Sergio CostanzoSergio Costanzo

Riceviamo e pubblichiamo

«Da consigliere comunale di Catanzaro mi vedo costretto a intervenire con fermezza su una vicenda che sta assumendo contorni sempre più incomprensibili e inaccettabili.

La totale paralisi nella realizzazione delle undici Case di Comunità finanziate attraverso il Pnrr e affidate alla responsabilità dell’Azienda sanitaria provinciale guidata dal generale Battistini».

Inizia così la dura nota di Sergio Costanzo, consigliere comunale , che accende i riflettori su quello che dovrebbe essere il pilastro della sanità territoriale.

Il caso delle “case fantasma”

La situazione nel capoluogo è emblematica. Per la città di Catanzaro sono previste due Case di Comunità, strutture definite indispensabili per alleggerire la pressione sugli ospedali e offrire assistenza ai malati cronici e alle fasce fragili: una nell’Umberto I e l’altra a viale Crotone.

«Parliamo di progetti strategici che recentemente sono finiti persino sotto i riflettori nazionali, citati da Mario Giordano su Rete 4 come “case di comunità fantasma”», incalza Costanzo.

«Eppure, a meno di un anno dal termine fissato dal Pnrr, i cittadini non vedono nulla: nessun cantiere, nessun cronoprogramma ufficiale, nessuna comunicazione trasparente.
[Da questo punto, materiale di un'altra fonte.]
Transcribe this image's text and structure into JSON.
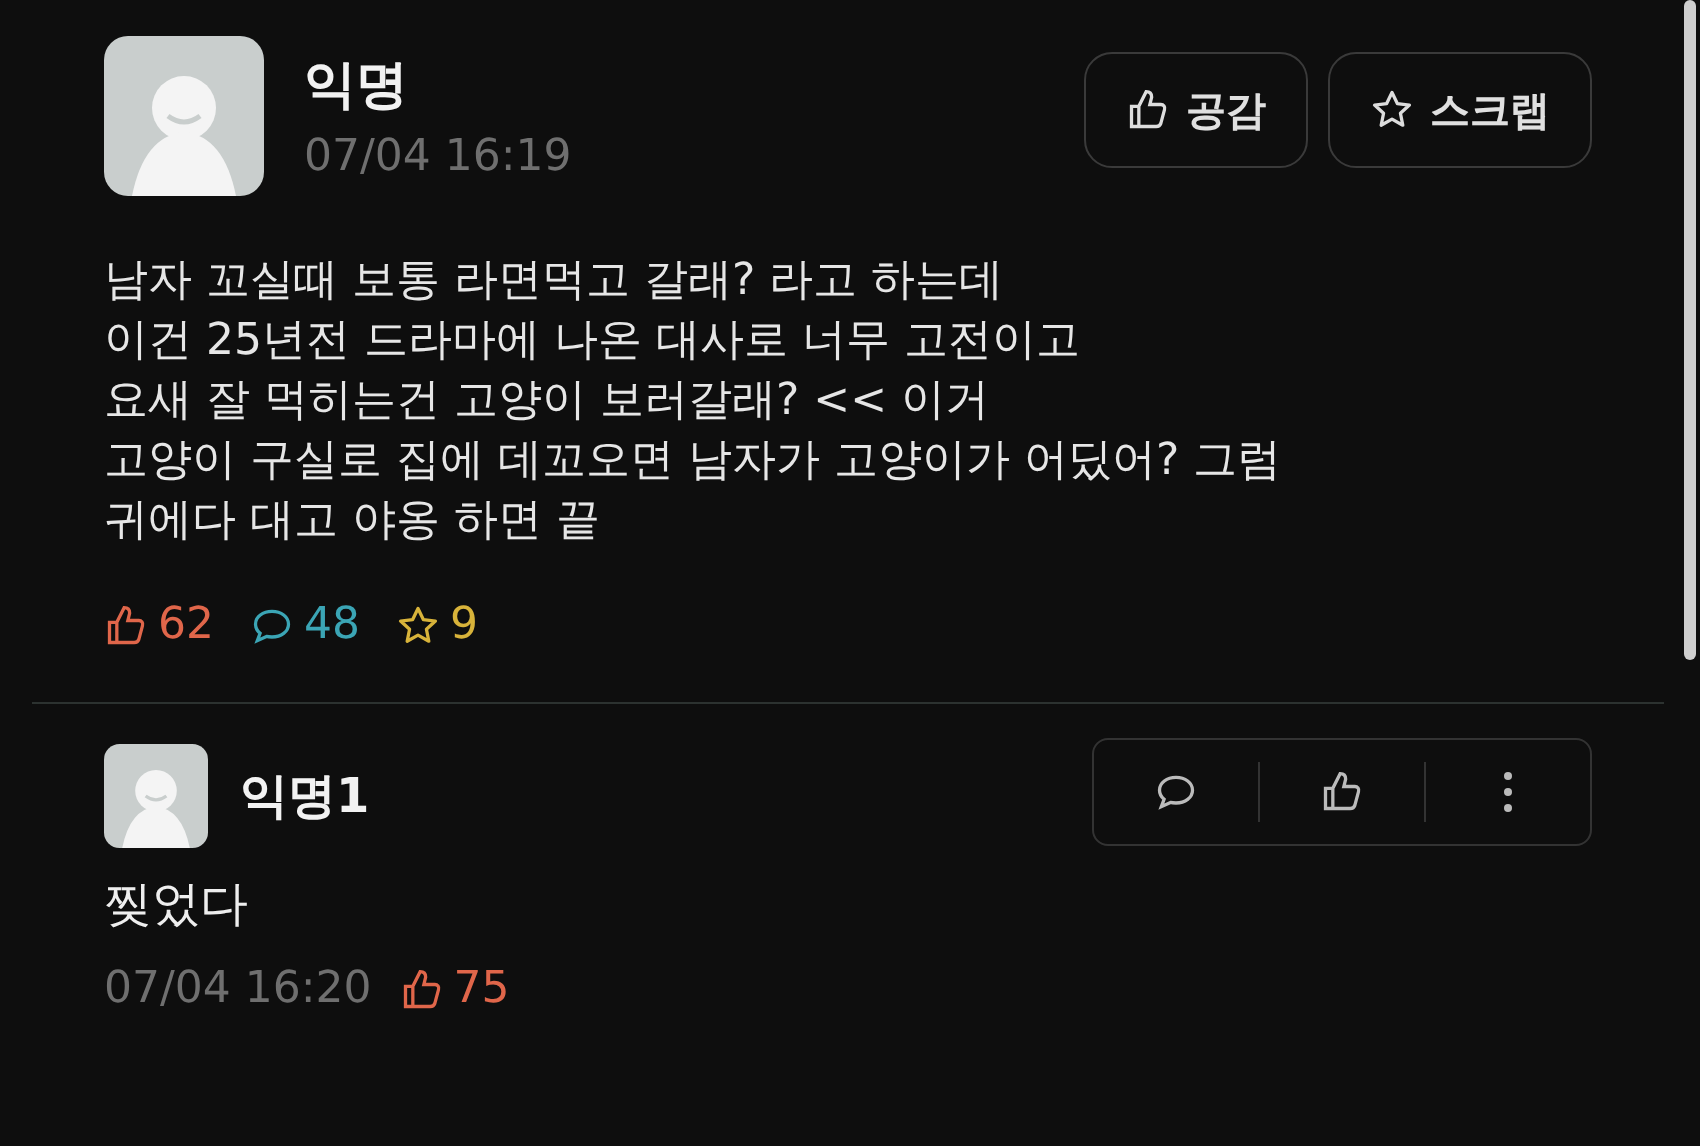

Soltanto rinvii e un’opacità che desta profonda preoccupazione».

La richiesta di chiarezza all’Asp

Secondo l’esponente di Palazzo De Nobili, il silenzio dell’Asp e del generale Battistini è un segnale di gestione che alimenta sfiducia nelle istituzioni. «Non si può pensare che un progetto di questa portata venga gestito senza un confronto con il Consiglio Comunale e con i cittadini, che hanno il diritto di sapere come vengono utilizzati fondi pubblici di questa rilevanza».

Per questo motivo, Costanzo chiede formalmente a Battistini di presentarsi quanto prima davanti agli organi istituzionali competenti: «È necessario un quadro chiaro, documentato e verificabile. Non servono slogan né rassicurazioni generiche, ma risposte concrete sugli ostacoli che stanno bloccando i lavori. Catanzaro ha già pagato un prezzo altissimo in termini di inefficienze sanitarie e carenze organizzative».

«Questa vicenda non riguarda solo un ritardo burocratico», conclude il consigliere, «riguarda il diritto alla salute e alla dignità dei servizi. Continuerò a vigilare e a pretendere chiarezza, perché Catanzaro merita molto di più di un Pnrr invisibile e di promesse rimaste lettera morta. Il generale Battistini ha il dovere di dare risposte; i cittadini hanno il diritto di riceverle».